Only a German minister’s decision to break his government’s voting protocol tipped the balance in favour of the five-year licence extension for glyphosate usage approved by the EC last week.
Conservative agriculture minister Christian Schmidt backed the extension, which had been opposed by the SPD, the junior partners in Chancellor Angela Merkel’s caretaker government alongside Mrs Merkel’s Christian Democrats and their Bavarian sister party, the Christian Social Union (CSU), of which Mr Schmidt is a member.
Mrs Merkel rebuked Mr Schmidt for the move. “This did not comply with the instructions worked out by the federal government,” she said. “I expect that such an incident will not be repeated.”
It is usual practice for Germany to abstain in EU votes if ministers from different parties disagree on a policy. Schmidt’s decision has strained relations between the two camps before exploratory talks on renewing their alliance.

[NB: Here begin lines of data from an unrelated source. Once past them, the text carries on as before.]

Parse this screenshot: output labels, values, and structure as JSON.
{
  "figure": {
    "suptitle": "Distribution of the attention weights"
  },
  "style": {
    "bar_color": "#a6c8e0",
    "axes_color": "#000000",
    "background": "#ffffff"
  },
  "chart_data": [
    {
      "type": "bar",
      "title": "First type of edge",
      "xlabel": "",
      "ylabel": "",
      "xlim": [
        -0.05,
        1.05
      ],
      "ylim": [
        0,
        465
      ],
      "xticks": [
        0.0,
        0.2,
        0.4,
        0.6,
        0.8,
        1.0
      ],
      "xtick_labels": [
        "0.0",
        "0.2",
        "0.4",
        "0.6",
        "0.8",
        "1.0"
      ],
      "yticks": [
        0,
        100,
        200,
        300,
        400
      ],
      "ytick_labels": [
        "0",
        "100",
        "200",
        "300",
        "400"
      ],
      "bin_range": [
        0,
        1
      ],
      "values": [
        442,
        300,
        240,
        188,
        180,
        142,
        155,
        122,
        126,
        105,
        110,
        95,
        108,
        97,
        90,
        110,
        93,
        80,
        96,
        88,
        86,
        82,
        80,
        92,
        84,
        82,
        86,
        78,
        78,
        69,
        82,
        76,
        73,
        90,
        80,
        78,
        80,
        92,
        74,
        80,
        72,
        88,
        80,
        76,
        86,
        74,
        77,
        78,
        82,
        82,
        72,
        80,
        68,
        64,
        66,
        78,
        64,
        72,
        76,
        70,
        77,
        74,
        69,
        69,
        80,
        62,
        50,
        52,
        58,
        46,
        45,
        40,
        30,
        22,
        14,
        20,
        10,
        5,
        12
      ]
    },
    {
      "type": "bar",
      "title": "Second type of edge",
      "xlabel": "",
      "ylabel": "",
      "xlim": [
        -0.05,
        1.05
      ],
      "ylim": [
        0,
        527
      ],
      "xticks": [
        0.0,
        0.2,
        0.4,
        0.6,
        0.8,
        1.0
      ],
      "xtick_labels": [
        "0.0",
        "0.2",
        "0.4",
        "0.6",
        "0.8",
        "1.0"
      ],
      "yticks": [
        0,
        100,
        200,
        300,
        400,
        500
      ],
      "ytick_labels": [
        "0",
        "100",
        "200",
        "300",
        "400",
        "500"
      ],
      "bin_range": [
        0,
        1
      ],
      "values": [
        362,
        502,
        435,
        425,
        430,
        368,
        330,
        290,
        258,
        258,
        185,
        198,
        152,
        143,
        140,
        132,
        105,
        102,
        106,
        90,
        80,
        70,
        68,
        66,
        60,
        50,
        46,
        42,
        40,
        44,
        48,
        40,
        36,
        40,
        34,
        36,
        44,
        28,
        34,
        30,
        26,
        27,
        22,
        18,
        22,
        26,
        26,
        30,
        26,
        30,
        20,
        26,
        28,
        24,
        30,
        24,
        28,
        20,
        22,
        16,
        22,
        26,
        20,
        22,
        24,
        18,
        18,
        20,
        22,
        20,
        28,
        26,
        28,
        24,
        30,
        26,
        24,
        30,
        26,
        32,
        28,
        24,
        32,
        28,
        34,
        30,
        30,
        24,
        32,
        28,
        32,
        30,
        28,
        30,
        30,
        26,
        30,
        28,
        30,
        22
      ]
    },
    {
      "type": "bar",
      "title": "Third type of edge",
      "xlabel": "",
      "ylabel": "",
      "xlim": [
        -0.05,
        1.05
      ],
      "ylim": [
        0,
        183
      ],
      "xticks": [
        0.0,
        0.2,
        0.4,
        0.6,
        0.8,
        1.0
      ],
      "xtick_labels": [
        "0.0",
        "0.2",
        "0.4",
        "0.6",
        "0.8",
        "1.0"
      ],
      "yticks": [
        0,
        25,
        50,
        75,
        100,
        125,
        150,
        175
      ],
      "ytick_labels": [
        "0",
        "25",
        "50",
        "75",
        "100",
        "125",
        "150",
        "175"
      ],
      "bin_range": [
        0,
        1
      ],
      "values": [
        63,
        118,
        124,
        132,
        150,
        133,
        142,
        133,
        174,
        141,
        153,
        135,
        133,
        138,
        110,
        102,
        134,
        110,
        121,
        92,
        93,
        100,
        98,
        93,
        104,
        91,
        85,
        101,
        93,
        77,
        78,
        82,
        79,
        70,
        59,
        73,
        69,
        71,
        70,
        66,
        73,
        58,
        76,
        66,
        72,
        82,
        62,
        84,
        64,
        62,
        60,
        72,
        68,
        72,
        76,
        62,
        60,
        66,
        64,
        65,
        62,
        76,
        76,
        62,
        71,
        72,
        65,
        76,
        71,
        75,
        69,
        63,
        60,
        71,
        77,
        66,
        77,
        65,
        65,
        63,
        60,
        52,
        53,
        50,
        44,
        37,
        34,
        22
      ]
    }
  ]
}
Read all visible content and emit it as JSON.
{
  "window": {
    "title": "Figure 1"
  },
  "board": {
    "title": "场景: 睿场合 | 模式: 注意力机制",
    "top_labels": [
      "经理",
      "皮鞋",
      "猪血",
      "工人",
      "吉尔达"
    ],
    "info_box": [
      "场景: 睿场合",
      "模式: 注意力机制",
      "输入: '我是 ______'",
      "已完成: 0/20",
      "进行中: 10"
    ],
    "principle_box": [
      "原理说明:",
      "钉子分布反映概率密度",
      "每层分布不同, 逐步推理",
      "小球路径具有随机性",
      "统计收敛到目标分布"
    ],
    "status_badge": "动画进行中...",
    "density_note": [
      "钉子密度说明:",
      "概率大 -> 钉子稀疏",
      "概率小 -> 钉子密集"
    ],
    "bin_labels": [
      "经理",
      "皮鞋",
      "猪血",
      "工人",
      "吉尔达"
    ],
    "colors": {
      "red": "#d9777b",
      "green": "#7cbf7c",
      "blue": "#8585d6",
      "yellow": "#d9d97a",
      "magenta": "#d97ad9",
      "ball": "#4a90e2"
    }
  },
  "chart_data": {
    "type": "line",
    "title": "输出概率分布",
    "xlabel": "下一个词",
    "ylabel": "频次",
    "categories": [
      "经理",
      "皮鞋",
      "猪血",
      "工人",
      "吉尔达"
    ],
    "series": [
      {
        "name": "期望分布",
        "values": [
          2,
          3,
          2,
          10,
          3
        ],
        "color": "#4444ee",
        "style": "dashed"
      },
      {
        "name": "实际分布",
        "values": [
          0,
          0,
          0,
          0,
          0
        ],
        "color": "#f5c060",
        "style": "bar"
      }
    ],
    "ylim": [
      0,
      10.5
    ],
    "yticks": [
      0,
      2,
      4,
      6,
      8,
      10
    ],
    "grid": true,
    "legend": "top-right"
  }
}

Defending his decision, Schmidt said the EC would have probably decided on a longer extension if the vote had been indecisive once again. “I took the decision on my own,” Schmidt told German public television. “It falls under my responsibility.”
Meanwhile, President Emmanuel Macron of France, which had argued for a three-year extension for glyphosate and a rapid phasing out of the weedkiller, said he would take measures to ban the product as soon as an alternative was available and at the latest within three years.